Agentic AI Workflows for SRE / DevOps

There have been several posts about AI SRE solutions being deployed in a "fire and forget" manner, even for complex setups. One post that tested this idea is from the Clickhouse team. They concluded that "Models are not ready" and needed guidance throughout the process. But is this expecting too much during the initial deployment phase? Many posts fall into the trap of thinking that starting with path-finding is the best deployment strategy. We believe that less is more for MCP tooling and that this tooling can provide the essential groundwork for Agentic AI workflows for SRE.

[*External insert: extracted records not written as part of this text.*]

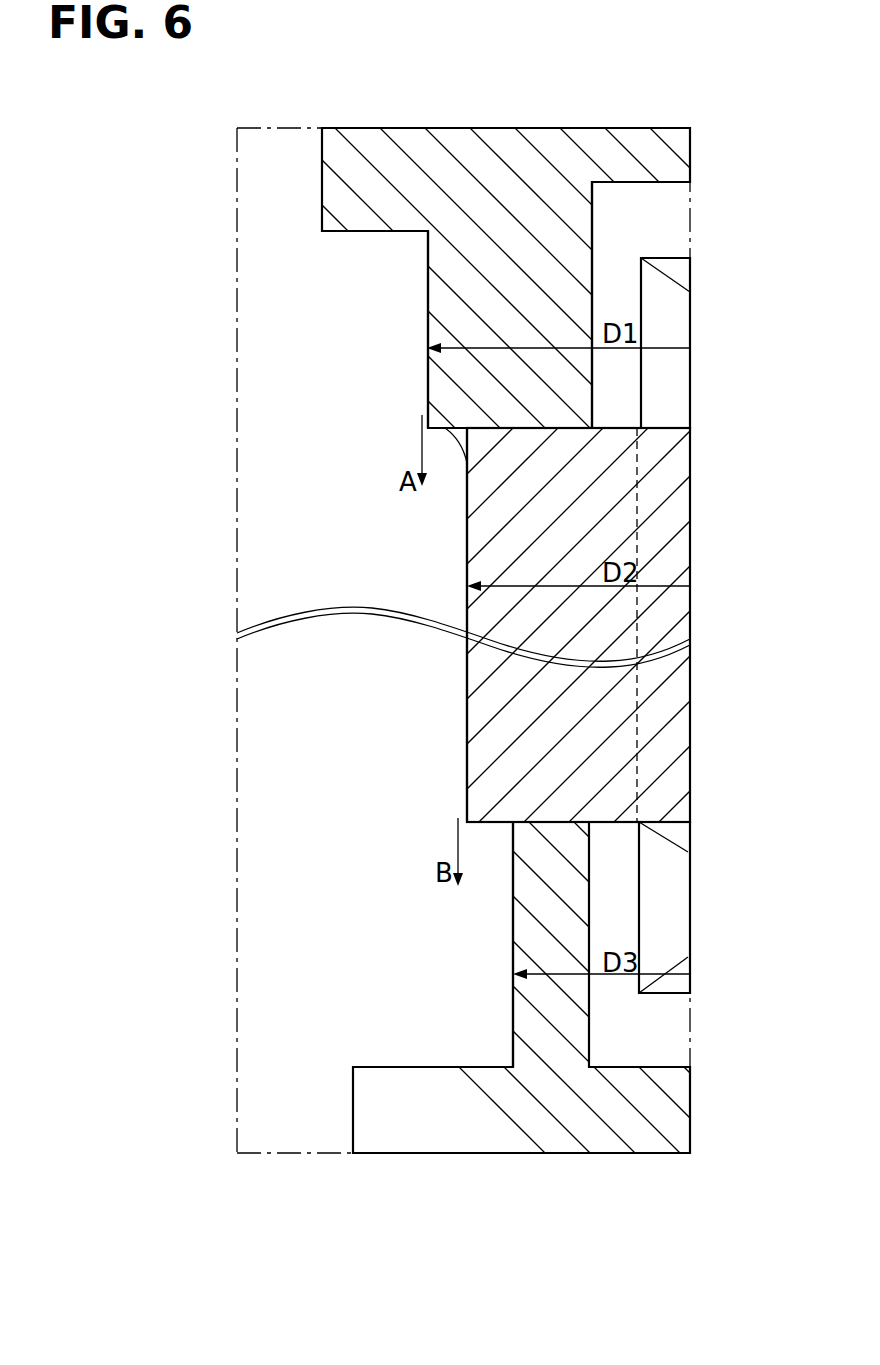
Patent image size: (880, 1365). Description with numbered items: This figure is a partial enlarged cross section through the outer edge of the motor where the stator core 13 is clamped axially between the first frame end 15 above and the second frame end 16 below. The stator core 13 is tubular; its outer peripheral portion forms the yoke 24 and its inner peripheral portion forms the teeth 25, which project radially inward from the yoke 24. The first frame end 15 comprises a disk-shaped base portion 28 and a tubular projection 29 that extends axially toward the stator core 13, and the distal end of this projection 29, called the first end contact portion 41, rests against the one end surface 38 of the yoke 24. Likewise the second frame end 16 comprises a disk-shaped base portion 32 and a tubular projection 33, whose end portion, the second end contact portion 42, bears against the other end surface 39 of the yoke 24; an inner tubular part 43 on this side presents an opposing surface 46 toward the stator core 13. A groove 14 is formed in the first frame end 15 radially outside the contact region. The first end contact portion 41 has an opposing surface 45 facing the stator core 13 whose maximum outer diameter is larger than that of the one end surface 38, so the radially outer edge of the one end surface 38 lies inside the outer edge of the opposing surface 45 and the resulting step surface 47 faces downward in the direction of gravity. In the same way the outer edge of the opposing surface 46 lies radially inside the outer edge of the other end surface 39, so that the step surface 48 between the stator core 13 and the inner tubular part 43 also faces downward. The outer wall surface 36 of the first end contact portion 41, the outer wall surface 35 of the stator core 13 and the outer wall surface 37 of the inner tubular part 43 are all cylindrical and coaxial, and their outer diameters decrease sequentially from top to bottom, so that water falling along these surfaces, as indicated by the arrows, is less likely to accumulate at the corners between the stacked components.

The stator core 13 is at (500, 690).
The groove 14 is at (668, 330).
The first frame end 15 is at (308, 191).
The second frame end 16 is at (339, 1118).
The yoke 24 is at (582, 614).
The teeth 25 is at (668, 558).
The base portion 28 is at (600, 148).
The projection 29 is at (508, 283).
The base portion 32 is at (618, 1120).
The projection 33 is at (555, 1005).
The outer wall surface 35 is at (467, 540).
The outer wall surface 36 is at (428, 332).
The outer wall surface 37 is at (513, 922).
The one end surface 38 is at (523, 428).
The other end surface 39 is at (549, 826).
The first end contact portion 41 is at (497, 404).
The second end contact portion 42 is at (605, 859).
The inner tubular part 43 is at (567, 836).
The opposing surface 45 is at (513, 438).
The opposing surface 46 is at (557, 822).
The step surface 47 is at (470, 465).
The step surface 48 is at (489, 822).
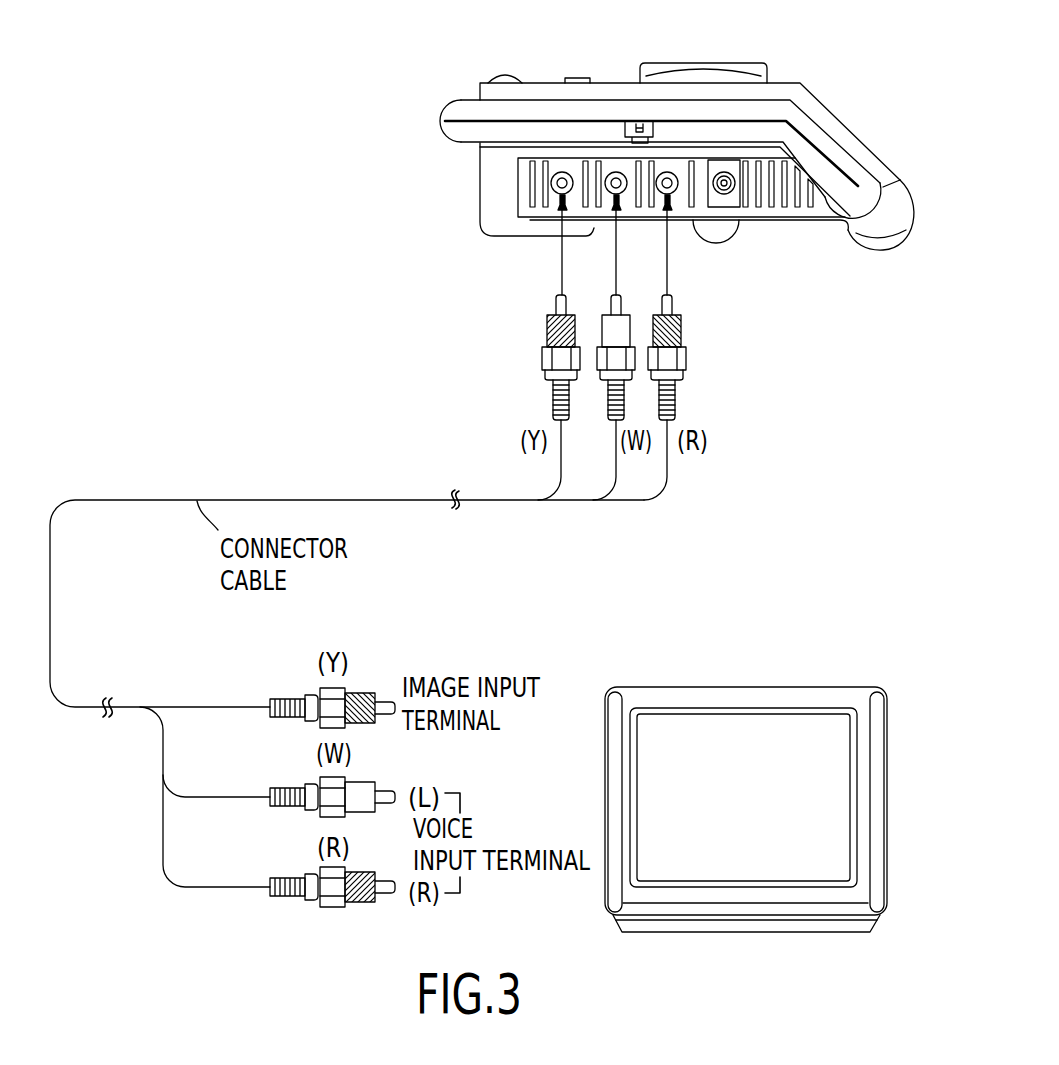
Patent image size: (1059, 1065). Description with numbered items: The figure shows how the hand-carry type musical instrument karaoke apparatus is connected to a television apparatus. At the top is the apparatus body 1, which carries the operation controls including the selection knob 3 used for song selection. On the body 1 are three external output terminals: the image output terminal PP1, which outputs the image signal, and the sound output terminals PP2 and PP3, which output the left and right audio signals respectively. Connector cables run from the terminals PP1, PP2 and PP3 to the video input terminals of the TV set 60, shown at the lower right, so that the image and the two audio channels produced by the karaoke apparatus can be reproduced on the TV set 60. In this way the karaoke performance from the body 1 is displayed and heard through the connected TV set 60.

The body 1 is at (860, 152).
The selection knob 3 is at (768, 78).
The image output terminal PP1 is at (557, 194).
The sound output terminal PP2 is at (605, 200).
The sound output terminal PP3 is at (672, 197).
The TV set 60 is at (770, 687).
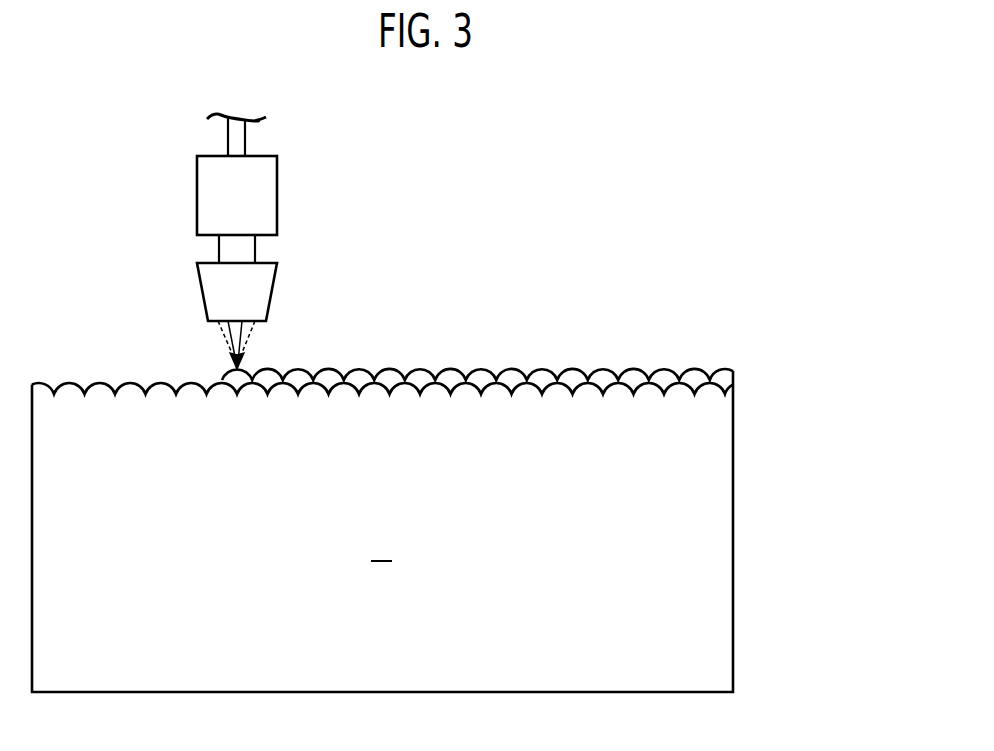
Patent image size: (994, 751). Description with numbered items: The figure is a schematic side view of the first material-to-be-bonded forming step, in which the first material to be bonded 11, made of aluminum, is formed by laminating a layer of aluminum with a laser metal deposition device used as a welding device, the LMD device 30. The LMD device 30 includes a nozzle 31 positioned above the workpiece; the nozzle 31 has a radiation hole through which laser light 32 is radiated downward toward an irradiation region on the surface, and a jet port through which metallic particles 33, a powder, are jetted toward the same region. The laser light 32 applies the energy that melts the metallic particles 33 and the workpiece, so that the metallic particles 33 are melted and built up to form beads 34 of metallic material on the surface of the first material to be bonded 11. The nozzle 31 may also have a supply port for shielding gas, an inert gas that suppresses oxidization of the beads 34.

The first material to be bonded 11 is at (443, 484).
The LMD device 30 is at (262, 241).
The nozzle 31 is at (235, 293).
The laser light 32 is at (237, 332).
The metallic particles 33 is at (223, 339).
The beads 34 is at (647, 378).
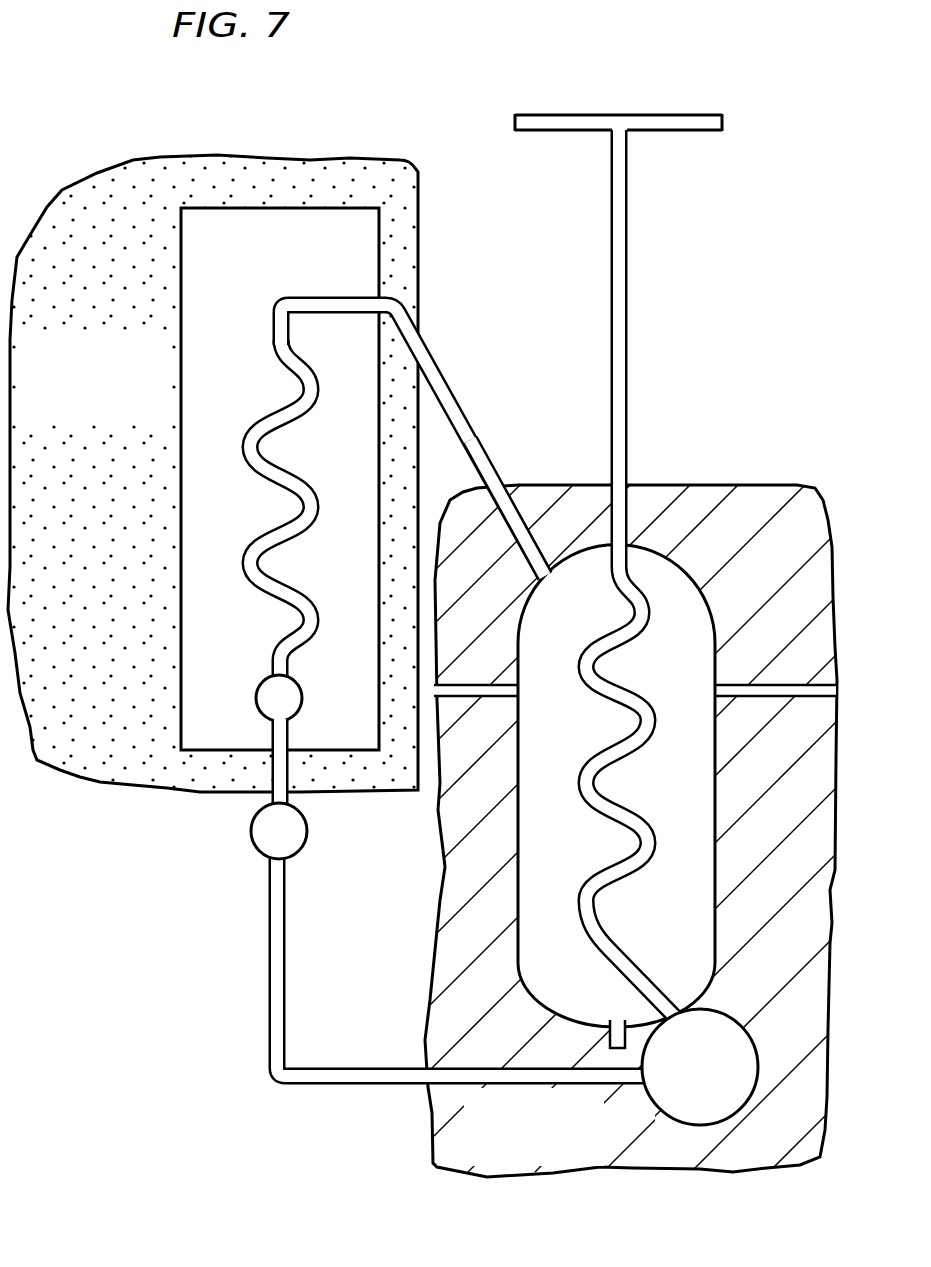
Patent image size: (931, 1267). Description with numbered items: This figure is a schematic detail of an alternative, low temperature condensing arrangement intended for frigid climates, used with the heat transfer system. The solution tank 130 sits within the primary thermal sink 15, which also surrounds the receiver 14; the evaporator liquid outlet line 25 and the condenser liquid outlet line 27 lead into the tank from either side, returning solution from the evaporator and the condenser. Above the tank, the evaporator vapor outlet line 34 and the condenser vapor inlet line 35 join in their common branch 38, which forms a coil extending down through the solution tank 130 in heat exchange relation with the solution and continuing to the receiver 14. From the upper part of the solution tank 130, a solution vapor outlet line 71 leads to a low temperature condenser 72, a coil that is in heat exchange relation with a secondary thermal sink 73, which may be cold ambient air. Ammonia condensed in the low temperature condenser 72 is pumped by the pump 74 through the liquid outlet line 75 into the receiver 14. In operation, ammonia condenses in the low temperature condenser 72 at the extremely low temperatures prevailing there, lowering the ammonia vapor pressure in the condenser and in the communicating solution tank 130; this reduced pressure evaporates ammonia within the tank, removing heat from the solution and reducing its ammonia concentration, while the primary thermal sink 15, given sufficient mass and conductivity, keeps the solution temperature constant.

The receiver 14 is at (707, 1106).
The primary thermal sink 15 is at (580, 1166).
The evaporator liquid outlet line 25 is at (490, 682).
The condenser liquid outlet line 27 is at (790, 682).
The evaporator vapor outlet line 34 is at (580, 121).
The condenser vapor inlet line 35 is at (695, 115).
The common branch 38 is at (627, 193).
The solution vapor outlet line 71 is at (447, 398).
The low temperature condenser 72 is at (240, 324).
The secondary thermal sink 73 is at (145, 419).
The pump 74 is at (306, 840).
The liquid outlet line 75 is at (284, 982).
The solution tank 130 is at (568, 676).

Data and Systems Discovery

The most important step is creating a map of what exists and how everything interacts. For us, this begins with discovering tables, namespaces, components, and how services call each other. We use specialized "template queries" to guide the model accurately. Sampling can significantly limit the ability to effectively perform data discovery.

“Path-finding” Guidance

Deep dive investigations should be conducted one at a time, in isolation. A common mistake many AI SRE solutions make is getting stuck in the wrong context and overlooking important components and interactions. We enhance this process by offering path-finding expertise to the agent.

Incident Documentation Format

Finally, summaries, findings, and trends must be documented in a proper format for future agent runs.

An open, robust, and well-connected AI SRE

Our core belief, supported by our design partners, is that an AI SRE should first be liberated from rigid tools. This begins by using standard data formats like OTel and creating strong tool layers with MCP.